Saturday 19 October 2019

Kit Build/Review: Matchbox 1/76 Churchill AVRE Bridge-Layer, Pt. III

Making tubular bits of sprue for my scratch-built hinges.

This 1/76 Churchill AVRE is bound to take a bit longer than a normal build, on account of the bridge. Particularly so as I'm trying to make it deployable. To do this I decided to build two little hinges on the underside of the bridge. This has been both challenging and fun. I probably should've tried to rig some sort of reliably accurate vertically aligned drill-press. But I felt that'd be too time-consuming, so I just pressed on - boom, boom! - with freehand attempts. 

Parts prepped, ready for assembly. Note angled notches in bridge-ends

After a lot of fiddly freehand drilling, and many failed off-centre bits of sprue, I finally got six pieces I felt were good enough to use. Gluing these to the bridge required shaving off some bits of the structure where the hinges would sit. Then I had to glue them in place accurately positioned enough that the 0.6mm central hole would align through all the segments. This wasn't easy! Especially as the holes weren't perfectly central on any of the parts to start with.

Hinge elements being glued in place.

Another view.

I then made two pins, approx' 0.5mm in diameter, and roughly 6mm long. These go through the little tubular sprue sections, forming the hinges. Getting these in was tricky, as the central holes weren't perfectly aligned. But with a little gentle persuasion I managed it. This first attempt resulted in one fully functional hinge, and one which failed. 

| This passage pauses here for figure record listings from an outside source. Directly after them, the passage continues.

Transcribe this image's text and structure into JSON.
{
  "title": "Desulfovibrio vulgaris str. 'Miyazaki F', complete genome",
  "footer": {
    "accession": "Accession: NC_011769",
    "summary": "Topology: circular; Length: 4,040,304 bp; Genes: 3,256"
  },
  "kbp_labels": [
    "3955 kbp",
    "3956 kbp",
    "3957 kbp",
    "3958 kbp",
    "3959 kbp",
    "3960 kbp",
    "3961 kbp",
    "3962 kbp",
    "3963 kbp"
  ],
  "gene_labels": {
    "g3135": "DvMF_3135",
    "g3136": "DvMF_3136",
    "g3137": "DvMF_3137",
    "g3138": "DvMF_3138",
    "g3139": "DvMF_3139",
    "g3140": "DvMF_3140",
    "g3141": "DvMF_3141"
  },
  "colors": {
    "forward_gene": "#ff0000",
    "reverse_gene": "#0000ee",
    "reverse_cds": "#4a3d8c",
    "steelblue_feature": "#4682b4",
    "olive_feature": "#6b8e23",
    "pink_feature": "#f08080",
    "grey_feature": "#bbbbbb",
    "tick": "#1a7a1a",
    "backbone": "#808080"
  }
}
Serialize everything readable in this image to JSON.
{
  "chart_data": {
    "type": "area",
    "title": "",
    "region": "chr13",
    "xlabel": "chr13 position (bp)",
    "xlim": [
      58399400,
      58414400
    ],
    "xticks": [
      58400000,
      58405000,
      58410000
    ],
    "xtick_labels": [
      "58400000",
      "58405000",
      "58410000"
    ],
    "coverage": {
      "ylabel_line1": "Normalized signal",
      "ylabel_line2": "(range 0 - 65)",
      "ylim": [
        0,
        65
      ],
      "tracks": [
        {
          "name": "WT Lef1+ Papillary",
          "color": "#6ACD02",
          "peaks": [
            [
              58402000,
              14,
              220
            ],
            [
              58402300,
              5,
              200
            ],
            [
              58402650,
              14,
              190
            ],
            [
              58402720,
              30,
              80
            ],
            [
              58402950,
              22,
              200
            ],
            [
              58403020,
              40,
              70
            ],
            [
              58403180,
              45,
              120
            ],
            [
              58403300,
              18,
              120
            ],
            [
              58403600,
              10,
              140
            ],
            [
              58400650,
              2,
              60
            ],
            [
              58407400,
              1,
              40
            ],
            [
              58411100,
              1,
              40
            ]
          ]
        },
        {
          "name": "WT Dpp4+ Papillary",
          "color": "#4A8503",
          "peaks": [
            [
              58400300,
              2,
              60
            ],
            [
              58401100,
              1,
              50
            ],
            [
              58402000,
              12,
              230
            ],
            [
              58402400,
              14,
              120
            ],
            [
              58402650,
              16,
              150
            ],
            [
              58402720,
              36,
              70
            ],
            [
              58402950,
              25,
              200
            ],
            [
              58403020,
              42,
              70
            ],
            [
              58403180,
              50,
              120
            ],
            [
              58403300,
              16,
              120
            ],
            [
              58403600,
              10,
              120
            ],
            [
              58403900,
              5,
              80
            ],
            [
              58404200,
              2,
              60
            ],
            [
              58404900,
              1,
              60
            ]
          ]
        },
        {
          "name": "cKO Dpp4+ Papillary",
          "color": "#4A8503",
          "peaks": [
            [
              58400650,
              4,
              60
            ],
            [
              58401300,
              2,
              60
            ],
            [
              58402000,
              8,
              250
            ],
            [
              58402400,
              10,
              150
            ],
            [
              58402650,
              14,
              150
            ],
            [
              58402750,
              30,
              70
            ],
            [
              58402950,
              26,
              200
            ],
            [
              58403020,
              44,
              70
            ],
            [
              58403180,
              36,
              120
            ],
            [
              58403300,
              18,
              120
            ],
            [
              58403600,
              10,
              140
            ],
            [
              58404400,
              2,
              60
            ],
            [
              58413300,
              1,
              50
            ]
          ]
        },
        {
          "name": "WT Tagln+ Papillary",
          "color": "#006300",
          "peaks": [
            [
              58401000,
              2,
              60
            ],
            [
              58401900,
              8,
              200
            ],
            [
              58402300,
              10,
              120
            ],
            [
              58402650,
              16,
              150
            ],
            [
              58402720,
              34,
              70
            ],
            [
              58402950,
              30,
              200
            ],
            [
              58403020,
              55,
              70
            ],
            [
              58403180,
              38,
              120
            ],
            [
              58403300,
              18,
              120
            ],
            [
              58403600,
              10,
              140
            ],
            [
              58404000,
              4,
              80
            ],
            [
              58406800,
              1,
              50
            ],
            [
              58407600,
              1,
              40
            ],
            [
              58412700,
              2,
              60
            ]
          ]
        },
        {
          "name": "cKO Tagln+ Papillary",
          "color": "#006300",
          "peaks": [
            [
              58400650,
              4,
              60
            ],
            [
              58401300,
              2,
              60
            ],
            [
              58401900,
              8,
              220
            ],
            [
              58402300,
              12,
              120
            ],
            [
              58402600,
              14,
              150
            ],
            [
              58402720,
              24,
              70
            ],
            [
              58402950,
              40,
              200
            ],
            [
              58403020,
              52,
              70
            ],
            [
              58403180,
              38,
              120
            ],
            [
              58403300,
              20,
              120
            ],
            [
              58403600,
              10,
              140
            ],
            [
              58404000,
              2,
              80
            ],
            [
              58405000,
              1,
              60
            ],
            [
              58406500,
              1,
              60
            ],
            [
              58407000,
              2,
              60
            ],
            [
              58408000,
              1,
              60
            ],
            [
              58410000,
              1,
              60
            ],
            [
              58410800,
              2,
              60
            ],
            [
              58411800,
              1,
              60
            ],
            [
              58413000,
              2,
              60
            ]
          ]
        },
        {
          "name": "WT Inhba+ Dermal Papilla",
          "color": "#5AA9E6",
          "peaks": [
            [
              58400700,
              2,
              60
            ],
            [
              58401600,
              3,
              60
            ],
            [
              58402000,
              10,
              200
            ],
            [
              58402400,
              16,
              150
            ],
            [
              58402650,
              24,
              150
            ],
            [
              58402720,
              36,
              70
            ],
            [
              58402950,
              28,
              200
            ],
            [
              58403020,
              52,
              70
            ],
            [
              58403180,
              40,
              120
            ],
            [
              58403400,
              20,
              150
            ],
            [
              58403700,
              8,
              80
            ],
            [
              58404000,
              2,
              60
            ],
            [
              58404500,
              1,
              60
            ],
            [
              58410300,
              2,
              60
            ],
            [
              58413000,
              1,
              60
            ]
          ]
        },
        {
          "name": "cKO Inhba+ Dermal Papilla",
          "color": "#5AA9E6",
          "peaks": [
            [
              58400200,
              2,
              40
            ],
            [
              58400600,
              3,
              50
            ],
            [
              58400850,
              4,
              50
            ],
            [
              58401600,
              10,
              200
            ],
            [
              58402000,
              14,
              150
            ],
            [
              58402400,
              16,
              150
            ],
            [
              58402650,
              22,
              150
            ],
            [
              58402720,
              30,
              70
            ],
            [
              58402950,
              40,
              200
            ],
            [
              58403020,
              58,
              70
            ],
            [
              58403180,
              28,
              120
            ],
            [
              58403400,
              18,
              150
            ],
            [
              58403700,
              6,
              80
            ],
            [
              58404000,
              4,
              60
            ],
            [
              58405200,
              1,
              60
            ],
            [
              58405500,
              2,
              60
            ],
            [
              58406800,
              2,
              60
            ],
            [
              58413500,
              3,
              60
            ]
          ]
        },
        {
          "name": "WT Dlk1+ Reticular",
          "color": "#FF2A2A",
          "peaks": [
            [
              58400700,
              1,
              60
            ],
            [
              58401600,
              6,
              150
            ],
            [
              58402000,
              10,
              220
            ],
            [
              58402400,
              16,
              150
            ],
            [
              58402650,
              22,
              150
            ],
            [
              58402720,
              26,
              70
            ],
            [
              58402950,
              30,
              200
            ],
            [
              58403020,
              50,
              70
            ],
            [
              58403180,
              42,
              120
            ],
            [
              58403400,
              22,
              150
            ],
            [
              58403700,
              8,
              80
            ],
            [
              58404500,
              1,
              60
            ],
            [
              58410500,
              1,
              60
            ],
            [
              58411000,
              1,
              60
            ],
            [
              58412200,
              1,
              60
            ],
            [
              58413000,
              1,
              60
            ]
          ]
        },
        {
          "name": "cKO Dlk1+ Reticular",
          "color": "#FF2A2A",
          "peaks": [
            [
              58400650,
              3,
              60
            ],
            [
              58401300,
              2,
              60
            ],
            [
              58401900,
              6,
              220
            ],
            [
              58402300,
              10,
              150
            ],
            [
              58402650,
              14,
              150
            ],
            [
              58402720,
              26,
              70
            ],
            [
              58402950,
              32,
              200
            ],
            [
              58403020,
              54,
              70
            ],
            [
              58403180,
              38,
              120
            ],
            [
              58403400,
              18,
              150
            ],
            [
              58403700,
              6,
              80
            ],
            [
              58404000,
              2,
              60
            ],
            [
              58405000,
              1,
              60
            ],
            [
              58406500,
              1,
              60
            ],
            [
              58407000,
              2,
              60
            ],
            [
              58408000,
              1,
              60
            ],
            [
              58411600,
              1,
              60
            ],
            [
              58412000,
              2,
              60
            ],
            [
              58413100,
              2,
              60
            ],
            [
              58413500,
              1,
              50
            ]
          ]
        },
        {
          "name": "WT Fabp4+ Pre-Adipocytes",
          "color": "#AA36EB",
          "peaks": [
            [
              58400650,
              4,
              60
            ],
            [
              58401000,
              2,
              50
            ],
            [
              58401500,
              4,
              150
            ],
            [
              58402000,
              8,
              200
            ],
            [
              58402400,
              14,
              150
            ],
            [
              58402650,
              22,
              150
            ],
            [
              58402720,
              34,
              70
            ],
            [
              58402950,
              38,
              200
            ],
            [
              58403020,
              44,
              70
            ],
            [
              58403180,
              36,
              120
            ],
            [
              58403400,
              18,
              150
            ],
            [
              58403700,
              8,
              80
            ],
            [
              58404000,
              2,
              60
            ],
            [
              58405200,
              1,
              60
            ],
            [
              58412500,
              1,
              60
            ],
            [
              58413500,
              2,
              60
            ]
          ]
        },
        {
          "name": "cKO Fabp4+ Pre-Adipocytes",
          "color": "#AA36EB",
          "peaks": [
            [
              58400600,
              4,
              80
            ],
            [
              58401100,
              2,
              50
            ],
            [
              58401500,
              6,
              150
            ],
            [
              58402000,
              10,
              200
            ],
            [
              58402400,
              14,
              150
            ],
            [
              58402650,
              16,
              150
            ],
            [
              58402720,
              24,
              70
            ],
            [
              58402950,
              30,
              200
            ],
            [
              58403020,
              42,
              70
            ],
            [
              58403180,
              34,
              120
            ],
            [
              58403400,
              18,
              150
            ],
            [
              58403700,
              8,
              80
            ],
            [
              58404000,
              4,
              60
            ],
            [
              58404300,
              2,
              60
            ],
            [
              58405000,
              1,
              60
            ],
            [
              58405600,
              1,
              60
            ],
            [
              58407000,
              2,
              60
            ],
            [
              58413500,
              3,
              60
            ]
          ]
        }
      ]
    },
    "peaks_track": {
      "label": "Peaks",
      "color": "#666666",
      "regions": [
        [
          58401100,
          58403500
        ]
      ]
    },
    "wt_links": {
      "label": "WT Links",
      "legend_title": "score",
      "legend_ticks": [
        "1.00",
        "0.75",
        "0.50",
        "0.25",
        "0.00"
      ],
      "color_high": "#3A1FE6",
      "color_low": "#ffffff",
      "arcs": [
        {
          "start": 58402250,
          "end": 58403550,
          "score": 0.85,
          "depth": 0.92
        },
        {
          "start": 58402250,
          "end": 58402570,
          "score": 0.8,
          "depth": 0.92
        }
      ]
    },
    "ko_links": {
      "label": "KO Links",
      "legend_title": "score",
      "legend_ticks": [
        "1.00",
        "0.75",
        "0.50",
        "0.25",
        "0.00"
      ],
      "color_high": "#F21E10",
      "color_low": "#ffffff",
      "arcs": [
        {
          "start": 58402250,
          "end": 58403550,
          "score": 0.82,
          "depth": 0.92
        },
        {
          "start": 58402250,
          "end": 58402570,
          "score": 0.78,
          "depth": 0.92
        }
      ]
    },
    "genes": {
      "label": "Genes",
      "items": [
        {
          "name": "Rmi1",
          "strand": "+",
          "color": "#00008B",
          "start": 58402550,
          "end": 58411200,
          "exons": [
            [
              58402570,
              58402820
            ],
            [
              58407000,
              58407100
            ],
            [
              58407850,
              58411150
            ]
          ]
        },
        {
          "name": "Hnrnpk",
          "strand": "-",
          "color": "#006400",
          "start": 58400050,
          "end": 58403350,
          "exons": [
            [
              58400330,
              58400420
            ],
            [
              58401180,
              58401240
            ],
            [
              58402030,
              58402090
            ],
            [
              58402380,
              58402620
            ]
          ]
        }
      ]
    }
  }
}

Sliding the pins into the hinges.

The hinge that failed is on the right in the above picture (and is the upper hinge in the photo below). What happened was the central tubular piece got glued to the outer two pieces, resulting in one big block, which then sheared off from the bridge when I attempted to test the moving parts.

I decided to try and keep the successful hinge, and remove the central part of the failed one, and work on it - reducing the width a fraction and widening the central hole by 0.1mm - before re-assembling it. I also reinforced the central tubular parts on both sides of the bridge, as these are the weakest, and most likely to fail.

The hinges, glued, ready for testing.

Below is the dis-assembled hinging mechanism. The two hinges have been very slightly worked on, in particular the upper of the two, i.e. the one that failed. I'll give that a good few hours to cement. And then I'll re-insert the metal pins, and hope that the hinges won't break! I'm thinking I may add end-caps to either one or most likely both sides of the hinges as well, to prevent the pins from working their way out.

Dis-assembled, working on fixing the failed upper hinge.

Patience is paramount! I must give the repaired hinge time to really set. It's not easy to leave it alone! If I'm successful, the next thing is either mounting the whole bridge to the tank, or painting both tank and bridge before attempting to do so. Hmm!? I reckon the latter is probably the more sensible option... but... 


  1. I'm confident this will work out better then fine. Coming along nicely.

  2. Thanks UG. My second attempt wound up failing in exactly the same way the first did, alas. But, whilst I may be less confident than you, it's great to get positive feedback. So thanks! I shall try again tomorrow. Third time lucky, perhaps?